Figure 5.11 shows an updated version of our LR description tree. Note that cgbinit only appears on the cgdeveps branch.
We are still faced with the question of why the number of CG iterations does not change when cgbinit is used with cgeps, but does change when cgbinit is used with cgdeveps. One explanation is that without cgbinit, terminating on cgeps and cgdeveps with our default parameters forces too many CG iterations for some datasets. When cgeps is used, linear CG will not stop until the gradient of the quadratic objective function is sufficiently small. If this termination region is particularly tiny, then the starting point might not materially affect how many iterations are needed to reach it, regardless of the path taken. This would prevent cgbinit from reducing the number of CG iterations needed to reach termination.

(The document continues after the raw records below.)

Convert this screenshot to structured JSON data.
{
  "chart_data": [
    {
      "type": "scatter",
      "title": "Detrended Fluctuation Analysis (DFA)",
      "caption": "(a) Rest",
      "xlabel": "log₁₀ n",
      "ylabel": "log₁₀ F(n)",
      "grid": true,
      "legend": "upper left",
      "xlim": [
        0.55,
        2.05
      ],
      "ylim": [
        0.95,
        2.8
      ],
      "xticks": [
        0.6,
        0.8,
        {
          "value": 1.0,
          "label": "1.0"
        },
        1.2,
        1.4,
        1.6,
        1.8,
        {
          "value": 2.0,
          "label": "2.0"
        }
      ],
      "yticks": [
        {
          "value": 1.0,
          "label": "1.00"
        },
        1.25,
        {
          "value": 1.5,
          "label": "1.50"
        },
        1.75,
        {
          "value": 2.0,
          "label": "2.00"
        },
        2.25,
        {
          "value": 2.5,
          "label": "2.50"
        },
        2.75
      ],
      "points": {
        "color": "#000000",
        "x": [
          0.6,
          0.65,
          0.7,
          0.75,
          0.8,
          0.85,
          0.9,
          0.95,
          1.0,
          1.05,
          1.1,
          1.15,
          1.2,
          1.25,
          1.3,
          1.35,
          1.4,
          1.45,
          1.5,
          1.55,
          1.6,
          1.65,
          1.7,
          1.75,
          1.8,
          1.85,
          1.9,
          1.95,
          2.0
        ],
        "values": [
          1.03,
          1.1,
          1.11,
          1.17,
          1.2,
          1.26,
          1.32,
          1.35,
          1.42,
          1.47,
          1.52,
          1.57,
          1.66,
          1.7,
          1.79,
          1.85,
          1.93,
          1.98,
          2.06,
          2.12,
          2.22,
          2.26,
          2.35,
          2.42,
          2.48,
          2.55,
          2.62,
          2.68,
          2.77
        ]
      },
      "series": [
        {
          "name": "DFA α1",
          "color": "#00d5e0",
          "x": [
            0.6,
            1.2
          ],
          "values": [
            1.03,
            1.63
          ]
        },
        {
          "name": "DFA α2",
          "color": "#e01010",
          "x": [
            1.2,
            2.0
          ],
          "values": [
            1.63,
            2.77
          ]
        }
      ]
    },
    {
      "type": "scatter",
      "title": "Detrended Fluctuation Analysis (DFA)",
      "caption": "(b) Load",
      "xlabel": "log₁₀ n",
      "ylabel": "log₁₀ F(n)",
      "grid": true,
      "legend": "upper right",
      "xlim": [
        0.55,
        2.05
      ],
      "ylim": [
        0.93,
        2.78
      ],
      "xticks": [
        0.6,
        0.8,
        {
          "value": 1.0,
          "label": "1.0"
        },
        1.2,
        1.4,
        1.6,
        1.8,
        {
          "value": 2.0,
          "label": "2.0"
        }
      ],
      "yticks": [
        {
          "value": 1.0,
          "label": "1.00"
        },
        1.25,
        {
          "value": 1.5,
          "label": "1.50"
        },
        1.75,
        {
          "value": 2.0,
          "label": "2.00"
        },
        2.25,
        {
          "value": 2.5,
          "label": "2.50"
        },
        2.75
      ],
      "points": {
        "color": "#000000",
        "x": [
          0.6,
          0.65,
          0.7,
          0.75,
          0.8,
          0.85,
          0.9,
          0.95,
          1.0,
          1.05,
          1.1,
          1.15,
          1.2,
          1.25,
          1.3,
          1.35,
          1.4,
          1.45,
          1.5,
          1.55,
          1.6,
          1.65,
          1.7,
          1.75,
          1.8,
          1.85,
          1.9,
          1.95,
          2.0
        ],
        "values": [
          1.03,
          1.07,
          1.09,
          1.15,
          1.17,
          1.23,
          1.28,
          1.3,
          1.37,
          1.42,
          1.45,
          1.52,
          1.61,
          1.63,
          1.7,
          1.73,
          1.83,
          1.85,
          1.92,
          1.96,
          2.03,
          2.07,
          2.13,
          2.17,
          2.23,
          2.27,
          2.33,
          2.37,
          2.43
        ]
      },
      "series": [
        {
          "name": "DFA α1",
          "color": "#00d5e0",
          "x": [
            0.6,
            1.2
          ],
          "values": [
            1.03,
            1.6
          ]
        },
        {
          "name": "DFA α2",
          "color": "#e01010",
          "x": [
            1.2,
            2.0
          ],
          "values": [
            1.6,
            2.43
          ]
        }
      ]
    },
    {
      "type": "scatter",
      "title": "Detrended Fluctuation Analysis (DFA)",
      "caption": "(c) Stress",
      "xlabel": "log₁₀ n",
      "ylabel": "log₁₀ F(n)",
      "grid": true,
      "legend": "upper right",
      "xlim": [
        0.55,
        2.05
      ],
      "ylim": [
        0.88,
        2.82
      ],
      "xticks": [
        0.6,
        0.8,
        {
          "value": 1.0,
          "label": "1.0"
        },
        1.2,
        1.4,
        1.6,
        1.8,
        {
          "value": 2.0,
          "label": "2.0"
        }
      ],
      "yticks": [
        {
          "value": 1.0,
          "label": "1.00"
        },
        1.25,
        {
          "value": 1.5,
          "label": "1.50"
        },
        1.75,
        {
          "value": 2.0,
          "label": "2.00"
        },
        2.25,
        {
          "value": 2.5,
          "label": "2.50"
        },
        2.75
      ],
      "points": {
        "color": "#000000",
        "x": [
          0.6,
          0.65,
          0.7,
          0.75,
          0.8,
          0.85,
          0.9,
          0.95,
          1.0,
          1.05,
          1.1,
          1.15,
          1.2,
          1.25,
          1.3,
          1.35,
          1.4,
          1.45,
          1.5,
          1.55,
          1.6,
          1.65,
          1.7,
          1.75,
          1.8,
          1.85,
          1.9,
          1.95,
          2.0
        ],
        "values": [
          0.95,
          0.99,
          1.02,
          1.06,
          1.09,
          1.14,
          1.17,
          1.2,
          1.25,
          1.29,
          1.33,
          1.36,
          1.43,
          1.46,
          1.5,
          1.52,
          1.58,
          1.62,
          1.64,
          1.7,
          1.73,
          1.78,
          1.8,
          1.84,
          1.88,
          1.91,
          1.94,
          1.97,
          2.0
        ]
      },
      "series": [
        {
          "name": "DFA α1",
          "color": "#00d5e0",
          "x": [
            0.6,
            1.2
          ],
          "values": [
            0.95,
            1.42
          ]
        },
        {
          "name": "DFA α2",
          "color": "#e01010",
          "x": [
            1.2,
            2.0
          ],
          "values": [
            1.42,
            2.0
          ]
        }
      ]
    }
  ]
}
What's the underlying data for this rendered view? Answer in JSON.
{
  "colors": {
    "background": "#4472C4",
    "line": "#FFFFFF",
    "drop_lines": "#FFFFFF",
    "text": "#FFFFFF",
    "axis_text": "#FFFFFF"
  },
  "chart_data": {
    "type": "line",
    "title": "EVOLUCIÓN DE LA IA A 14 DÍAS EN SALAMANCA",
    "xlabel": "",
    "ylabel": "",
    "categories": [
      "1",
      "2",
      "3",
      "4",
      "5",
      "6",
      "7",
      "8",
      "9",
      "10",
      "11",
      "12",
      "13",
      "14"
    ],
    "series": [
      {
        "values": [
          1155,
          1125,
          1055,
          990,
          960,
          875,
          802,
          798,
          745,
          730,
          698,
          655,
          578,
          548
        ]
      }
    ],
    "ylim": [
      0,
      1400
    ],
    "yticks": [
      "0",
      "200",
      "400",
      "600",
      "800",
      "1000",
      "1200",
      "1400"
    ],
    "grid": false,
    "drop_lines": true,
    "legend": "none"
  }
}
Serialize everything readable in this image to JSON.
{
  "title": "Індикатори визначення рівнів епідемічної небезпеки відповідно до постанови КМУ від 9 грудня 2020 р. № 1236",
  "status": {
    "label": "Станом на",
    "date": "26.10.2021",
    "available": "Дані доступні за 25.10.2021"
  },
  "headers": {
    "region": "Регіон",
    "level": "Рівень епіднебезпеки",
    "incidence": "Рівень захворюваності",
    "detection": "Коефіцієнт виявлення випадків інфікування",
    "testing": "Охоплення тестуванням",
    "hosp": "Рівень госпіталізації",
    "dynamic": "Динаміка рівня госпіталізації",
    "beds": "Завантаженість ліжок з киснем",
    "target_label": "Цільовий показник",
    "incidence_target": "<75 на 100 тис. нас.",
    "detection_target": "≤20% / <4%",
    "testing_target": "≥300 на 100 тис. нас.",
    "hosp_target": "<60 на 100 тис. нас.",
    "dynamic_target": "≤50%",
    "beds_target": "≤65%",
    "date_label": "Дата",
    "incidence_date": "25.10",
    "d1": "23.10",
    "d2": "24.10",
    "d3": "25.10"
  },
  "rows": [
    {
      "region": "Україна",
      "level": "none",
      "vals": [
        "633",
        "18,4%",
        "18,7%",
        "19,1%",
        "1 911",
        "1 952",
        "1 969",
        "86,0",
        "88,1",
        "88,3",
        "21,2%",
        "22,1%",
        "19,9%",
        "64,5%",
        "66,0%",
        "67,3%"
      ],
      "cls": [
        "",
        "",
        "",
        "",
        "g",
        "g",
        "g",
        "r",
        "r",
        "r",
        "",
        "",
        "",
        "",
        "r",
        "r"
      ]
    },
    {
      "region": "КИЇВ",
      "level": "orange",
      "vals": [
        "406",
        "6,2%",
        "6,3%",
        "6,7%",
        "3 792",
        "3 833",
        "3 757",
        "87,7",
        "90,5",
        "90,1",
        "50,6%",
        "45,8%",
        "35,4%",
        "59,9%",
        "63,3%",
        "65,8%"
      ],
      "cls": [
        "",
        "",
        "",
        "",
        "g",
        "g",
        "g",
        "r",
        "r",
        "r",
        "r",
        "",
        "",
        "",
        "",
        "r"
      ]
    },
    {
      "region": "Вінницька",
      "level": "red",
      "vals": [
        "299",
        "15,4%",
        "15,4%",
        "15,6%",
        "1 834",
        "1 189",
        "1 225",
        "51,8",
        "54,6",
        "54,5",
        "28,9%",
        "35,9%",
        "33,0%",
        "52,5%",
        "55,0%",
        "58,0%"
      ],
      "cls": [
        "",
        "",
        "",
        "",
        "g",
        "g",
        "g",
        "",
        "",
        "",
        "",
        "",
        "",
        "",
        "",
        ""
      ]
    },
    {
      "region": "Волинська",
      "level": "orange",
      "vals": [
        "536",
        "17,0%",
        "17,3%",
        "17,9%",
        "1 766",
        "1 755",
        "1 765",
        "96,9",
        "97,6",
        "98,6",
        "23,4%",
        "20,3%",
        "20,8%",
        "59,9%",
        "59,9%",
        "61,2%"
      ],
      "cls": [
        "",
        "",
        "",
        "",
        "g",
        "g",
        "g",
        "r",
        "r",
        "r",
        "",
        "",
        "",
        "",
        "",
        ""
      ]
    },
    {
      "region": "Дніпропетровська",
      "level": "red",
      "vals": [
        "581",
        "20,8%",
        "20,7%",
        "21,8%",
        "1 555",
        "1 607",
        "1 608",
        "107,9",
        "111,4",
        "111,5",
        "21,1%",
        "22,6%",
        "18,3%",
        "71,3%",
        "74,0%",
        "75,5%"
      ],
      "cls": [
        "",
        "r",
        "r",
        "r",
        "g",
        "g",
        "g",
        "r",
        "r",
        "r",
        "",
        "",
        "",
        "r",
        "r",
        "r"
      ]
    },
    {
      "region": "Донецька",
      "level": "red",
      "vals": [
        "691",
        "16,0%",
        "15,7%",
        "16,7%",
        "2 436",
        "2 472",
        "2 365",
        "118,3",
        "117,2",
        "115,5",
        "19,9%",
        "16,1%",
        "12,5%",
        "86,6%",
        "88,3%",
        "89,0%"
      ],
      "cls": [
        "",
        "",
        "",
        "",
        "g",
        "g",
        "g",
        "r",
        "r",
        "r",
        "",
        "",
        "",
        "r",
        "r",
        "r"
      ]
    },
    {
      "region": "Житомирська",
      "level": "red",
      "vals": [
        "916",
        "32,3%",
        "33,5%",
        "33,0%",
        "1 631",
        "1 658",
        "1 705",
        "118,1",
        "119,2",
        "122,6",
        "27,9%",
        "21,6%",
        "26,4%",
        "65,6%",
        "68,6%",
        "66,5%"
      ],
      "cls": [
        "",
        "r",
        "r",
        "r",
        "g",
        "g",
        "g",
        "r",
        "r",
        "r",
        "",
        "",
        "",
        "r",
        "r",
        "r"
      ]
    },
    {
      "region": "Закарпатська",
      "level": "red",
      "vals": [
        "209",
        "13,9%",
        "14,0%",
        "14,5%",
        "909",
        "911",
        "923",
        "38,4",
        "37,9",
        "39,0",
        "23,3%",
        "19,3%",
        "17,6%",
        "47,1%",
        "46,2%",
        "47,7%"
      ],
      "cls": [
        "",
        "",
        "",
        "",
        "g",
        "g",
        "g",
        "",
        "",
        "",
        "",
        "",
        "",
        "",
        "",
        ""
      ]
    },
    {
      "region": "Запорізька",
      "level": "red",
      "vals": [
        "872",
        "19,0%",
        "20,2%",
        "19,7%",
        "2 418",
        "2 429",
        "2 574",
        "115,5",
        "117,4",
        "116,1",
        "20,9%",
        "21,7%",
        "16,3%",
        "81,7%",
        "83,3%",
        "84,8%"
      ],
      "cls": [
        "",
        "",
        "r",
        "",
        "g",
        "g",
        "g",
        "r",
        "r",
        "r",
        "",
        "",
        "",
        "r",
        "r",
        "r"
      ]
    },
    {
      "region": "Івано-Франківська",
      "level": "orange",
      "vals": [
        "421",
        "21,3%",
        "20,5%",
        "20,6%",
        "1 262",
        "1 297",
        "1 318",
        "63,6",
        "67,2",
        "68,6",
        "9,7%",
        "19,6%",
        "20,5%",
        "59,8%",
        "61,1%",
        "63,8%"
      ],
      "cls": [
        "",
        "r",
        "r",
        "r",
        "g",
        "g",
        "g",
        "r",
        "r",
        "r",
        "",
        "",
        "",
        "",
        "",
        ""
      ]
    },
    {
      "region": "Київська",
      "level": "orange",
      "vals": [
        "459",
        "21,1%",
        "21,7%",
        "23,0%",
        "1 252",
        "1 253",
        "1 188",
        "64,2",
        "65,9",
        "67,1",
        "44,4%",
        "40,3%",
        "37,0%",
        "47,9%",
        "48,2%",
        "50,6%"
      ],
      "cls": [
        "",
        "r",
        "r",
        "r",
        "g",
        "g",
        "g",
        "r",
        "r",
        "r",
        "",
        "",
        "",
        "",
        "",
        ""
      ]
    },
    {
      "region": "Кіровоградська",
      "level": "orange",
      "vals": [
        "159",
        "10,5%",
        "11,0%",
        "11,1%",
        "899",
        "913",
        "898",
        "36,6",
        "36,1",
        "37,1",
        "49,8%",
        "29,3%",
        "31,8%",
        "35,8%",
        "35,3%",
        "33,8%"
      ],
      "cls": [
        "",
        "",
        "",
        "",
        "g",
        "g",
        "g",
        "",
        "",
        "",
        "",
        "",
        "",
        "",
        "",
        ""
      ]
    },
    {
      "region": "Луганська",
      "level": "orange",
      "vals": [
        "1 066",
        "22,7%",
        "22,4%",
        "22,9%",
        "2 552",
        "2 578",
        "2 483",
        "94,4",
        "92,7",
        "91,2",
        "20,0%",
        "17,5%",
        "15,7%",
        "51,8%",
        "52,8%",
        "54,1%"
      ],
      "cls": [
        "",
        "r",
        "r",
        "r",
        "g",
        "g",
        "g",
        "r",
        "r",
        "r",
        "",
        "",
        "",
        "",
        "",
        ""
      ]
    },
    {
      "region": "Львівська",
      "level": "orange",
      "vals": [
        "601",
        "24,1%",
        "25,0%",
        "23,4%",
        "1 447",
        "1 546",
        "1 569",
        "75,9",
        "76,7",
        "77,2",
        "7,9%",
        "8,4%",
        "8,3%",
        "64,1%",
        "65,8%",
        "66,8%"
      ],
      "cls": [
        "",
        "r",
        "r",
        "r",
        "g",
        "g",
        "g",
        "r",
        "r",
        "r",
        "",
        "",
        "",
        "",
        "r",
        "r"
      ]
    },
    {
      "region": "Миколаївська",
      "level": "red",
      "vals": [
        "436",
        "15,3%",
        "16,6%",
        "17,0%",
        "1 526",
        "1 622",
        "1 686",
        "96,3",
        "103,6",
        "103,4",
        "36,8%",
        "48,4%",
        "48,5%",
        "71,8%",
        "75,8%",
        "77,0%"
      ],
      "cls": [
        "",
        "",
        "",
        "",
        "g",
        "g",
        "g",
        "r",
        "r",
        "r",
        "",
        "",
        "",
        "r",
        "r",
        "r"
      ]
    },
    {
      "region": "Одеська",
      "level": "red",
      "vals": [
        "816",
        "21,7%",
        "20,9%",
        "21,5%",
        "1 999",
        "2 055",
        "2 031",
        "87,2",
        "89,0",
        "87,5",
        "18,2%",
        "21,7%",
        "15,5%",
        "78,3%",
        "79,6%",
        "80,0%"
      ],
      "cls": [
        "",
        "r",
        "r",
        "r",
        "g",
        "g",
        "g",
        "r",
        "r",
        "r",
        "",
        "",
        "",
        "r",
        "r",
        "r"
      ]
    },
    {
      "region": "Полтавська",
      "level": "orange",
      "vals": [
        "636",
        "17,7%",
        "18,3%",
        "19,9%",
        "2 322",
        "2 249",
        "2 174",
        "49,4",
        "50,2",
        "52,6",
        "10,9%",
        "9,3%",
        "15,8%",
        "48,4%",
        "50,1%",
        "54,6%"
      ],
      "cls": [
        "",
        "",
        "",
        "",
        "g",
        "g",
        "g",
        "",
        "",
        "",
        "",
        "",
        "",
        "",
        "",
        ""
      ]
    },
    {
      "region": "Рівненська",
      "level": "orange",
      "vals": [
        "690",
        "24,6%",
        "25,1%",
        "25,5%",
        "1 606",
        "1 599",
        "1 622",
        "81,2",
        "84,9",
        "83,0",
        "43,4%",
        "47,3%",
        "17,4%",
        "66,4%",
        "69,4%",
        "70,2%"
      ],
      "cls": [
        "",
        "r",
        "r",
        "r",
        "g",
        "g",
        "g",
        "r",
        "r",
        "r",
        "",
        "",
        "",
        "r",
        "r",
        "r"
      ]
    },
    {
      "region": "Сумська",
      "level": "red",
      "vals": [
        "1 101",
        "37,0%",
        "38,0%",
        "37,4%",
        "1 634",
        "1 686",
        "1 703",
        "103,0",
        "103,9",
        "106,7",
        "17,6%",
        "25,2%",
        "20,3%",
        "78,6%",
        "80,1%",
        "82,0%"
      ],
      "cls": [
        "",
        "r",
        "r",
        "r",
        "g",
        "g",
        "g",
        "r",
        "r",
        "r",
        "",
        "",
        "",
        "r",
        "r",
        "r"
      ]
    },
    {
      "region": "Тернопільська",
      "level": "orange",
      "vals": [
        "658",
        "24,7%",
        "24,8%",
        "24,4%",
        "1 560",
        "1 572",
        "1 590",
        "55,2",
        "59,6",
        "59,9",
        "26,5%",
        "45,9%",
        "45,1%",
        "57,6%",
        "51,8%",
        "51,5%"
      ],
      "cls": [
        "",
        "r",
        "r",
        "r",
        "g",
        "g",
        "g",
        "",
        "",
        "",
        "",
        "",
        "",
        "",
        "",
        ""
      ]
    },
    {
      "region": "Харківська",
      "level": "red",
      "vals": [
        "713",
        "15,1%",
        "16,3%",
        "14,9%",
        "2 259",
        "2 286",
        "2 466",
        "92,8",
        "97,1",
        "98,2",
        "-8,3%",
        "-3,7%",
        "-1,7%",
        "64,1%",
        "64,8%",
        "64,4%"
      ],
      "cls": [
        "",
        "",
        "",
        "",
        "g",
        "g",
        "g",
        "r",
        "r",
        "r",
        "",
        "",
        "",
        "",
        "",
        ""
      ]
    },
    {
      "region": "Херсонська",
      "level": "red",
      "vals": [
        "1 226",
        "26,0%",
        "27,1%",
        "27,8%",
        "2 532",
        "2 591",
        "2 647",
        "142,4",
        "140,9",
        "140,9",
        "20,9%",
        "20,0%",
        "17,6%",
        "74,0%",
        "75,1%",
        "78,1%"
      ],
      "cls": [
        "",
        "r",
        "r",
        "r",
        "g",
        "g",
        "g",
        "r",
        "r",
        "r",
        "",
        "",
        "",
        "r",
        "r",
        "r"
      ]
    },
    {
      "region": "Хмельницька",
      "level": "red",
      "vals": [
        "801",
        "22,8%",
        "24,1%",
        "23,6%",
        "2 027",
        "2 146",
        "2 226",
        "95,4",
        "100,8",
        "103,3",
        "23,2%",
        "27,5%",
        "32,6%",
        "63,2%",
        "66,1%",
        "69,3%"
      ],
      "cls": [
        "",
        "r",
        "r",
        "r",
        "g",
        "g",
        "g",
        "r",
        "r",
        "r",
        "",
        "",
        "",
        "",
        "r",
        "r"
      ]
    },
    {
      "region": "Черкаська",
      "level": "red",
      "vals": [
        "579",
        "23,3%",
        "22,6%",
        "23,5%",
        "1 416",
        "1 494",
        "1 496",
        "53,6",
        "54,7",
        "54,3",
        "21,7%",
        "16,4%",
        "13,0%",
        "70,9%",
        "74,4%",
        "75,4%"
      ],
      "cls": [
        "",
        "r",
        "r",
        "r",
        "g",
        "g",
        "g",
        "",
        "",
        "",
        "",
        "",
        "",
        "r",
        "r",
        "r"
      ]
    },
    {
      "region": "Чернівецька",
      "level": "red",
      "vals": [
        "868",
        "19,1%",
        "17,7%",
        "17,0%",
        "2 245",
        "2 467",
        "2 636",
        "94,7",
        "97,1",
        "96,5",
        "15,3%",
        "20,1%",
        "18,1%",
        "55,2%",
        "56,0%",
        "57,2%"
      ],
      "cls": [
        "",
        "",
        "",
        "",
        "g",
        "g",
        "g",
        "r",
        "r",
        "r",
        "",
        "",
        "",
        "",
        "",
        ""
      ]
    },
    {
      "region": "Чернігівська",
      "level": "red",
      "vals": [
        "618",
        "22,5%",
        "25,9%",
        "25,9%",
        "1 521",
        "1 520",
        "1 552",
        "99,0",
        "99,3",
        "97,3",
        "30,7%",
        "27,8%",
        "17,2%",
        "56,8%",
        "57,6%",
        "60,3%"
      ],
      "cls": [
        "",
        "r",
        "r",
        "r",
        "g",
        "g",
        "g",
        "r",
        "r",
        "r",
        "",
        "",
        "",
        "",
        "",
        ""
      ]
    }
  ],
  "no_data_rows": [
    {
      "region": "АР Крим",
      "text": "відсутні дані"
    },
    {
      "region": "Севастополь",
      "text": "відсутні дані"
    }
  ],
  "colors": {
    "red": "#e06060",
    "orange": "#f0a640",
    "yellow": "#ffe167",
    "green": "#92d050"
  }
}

On the other hand, with cgdeveps the position of termination can change. Adding cgbinit to cgdeveps experiments changes the path and the termination point, allowing a change in the number of CG iterations. In particular, consider what happens once IRLS iterations are within a neighborhood of the optimum in which the Hessian changes relatively little. The optimum of the weighted least squares subproblem will be near the LR MLE. Continuation of CG iterations where the previous set left off may be similar to allowing CG to continue longer in previous iteration, since the new Hessian is similar to the old Hessian. Combining this observation with the properties of linear CG discussed in Section 2.1.2, it is unsurprising to find that the total number of CG iterations needed to reach the optimum are less when cgbinit is used.